Dans une récente interview accordée à la radio RTL, Natacha Polony, a indiqué que nombre d’États européens sont équipés de F-35, en tout cas de matériels militaires américains, la France faisant ici exception. Selon elle, il existe une clé électronique, renouvelée tous les deux jours, qui permet le décollage et l’utilisation de ces avions par les États-Unis. Cela signifie, selon elle, qu’il ne peut exister de conflit entre le pays de l’Oncle Sam et le Vieux Continent.

Ces déclarations ont donc inquiété quant à l’existence d’un interrupteur d’arrêt d’urgence, ou « kill switch » et qui, s’il est en effet activé par les États-Unis, aurait pour effet d’empêcher tout décollage des avions concernés.

Qu’en est-il réellement ?


Des avions militaires américains qui sillonnent majoritairement le ciel européen ?

En indiquant que le ciel européen est dominé par ces avions de chasse de fabrication américaine, Natacha Polony ne s’y trompe pas. D’ailleurs la tendance pour les années à venir semble montrer une nette préférence de ces avions par rapport à une fabrication européenne.

Cette possibilité de désactiver à distance l’utilisation de ces F-35 a tout d’abord été mentionnée au printemps 2025 par un représentant d’Hensoldt, marchand d’armes connu et reconnu. Celle-ci fut toutefois démentie par les programmes de commercialisation de l’appareil. À ce sujet, et à cette même période, par exemple, le gouvernement britannique avait indiqué que le pays était en mesure d’utiliser cet appareil à tout instant sans qu’il n’existe de tel mécanisme de « kill switch ».

Le Pentagone a aussi déclaré qu’il n’existait aucun mécanisme de ce type et que l’ensemble des opérateurs de l’appareil ont « les capacités nécessaires pour assurer la maintenance et l’exploitation efficaces » de ces avions, ajoutant que « nous restons déterminés à fournir (…) l’ensemble des fonctionnalités et le soutien dont ils ont besoin ».

Indiquons d’ailleurs que certains appareils d’ancienne génération, par exemple les F-14 détenus par l’Iran et qui continuent d’être utilisés depuis l’embargo de 1984, date à laquelle ce pays est devenu ennemi des États-Unis, ne sont pas non plus dotés d'un tel dispositif.


Quid toutefois de l’électronique embarquée ?

Les nouveaux modèles, à l’image du F-35, sont dotés de systèmes performants et de ce que l’on appelle l’électronique embarquée. Les concernant, il existe d’ailleurs un accès logiciel par le constructeur américain Lockheed Martin. Une surveillance des autorités américaines est donc possible.

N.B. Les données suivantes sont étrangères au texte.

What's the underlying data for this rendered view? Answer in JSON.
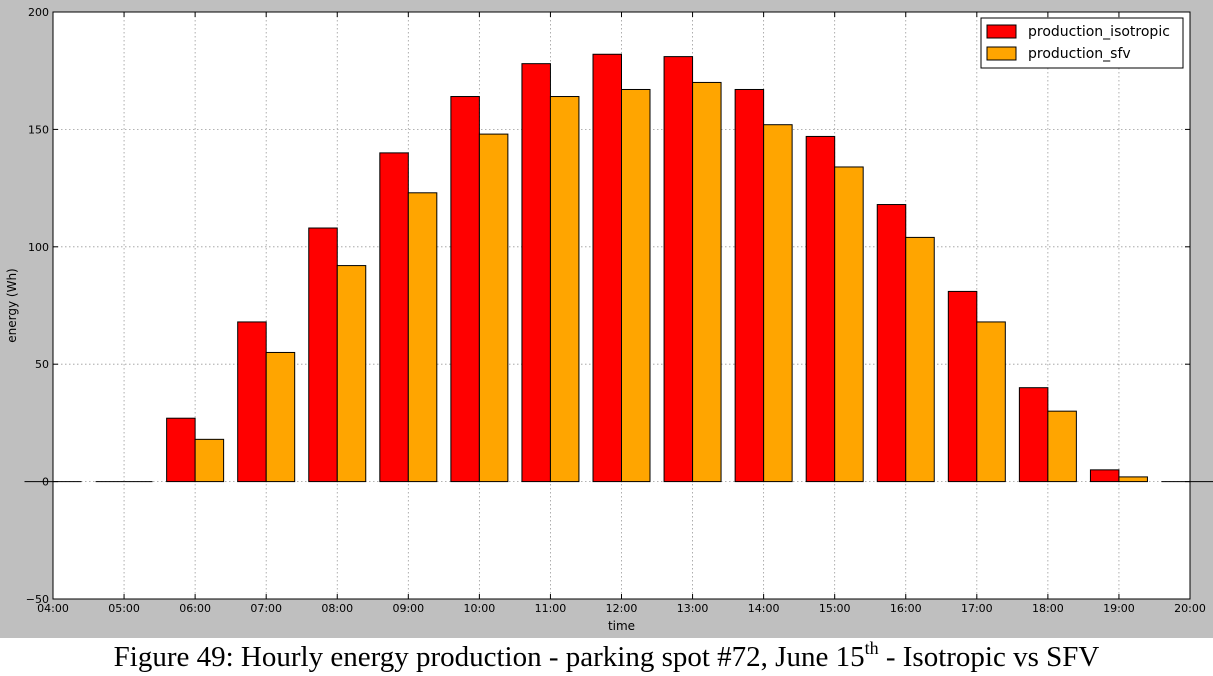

Serait-il alors envisageable que l’administration Trump puisse tout simplement décider de désactiver à distance les logiciels des appareils européens pour paralyser toute opération militaire qui serait contraire aux intérêts américains ?

En vérité, les appareils concernés sont directement connectés à un système de maintenance numérisé et géré par le constructeur américain. Il existe donc des échanges permanents entre ces appareils et ce système qui permet, notamment, aux utilisateurs de prévenir des pannes ou de commander des pièces, assurant ainsi une meilleure maintenance. Ce constat a été corroboré par le GAO, le Government Accountability Office, c’est-à-dire l’équivalent de la Cour des comptes américaine.

Des médias américains ont précisé que le serveur utilisé ne se connecte pas par interface avec les commandes de l’appareil. Toutefois, ces déclarations ne peuvent être corroborées avec certitude dans la mesure où le GAO ne le précise pas.

Malheureusement, il nous est difficile d’affirmer que les autorités américaines ne soient pas en mesure d’interférer dans les utilisations opérationnelles des F-35. À cet égard il est sûrement opportun de relever le fait que les États-Unis ont déjà été en mesure de restreindre des capacités opérationnelles de matériels militaires vendus à des pays étrangers. Tel avait en effet été le cas de l’Ukraine qui pouvait certes utiliser des lanceurs de roquette américains, mais dont l’utilisation à la fois logicielle et matérielle avait été encadrée par Washington, pour que les missiles ne puissent atteindre le territoire russe voisin de manière trop avancée…

En bref, retenons qu’il est possible qu’il existe ce « kill switch » mais qu’à l’heure actuelle, nous ne pouvons le confirmer. Une chose est néanmoins sûre, les États européens qui utilisent cette technologie américaine sont vulnérables, et la dépendance à cette technologie doit inquiéter et questionner.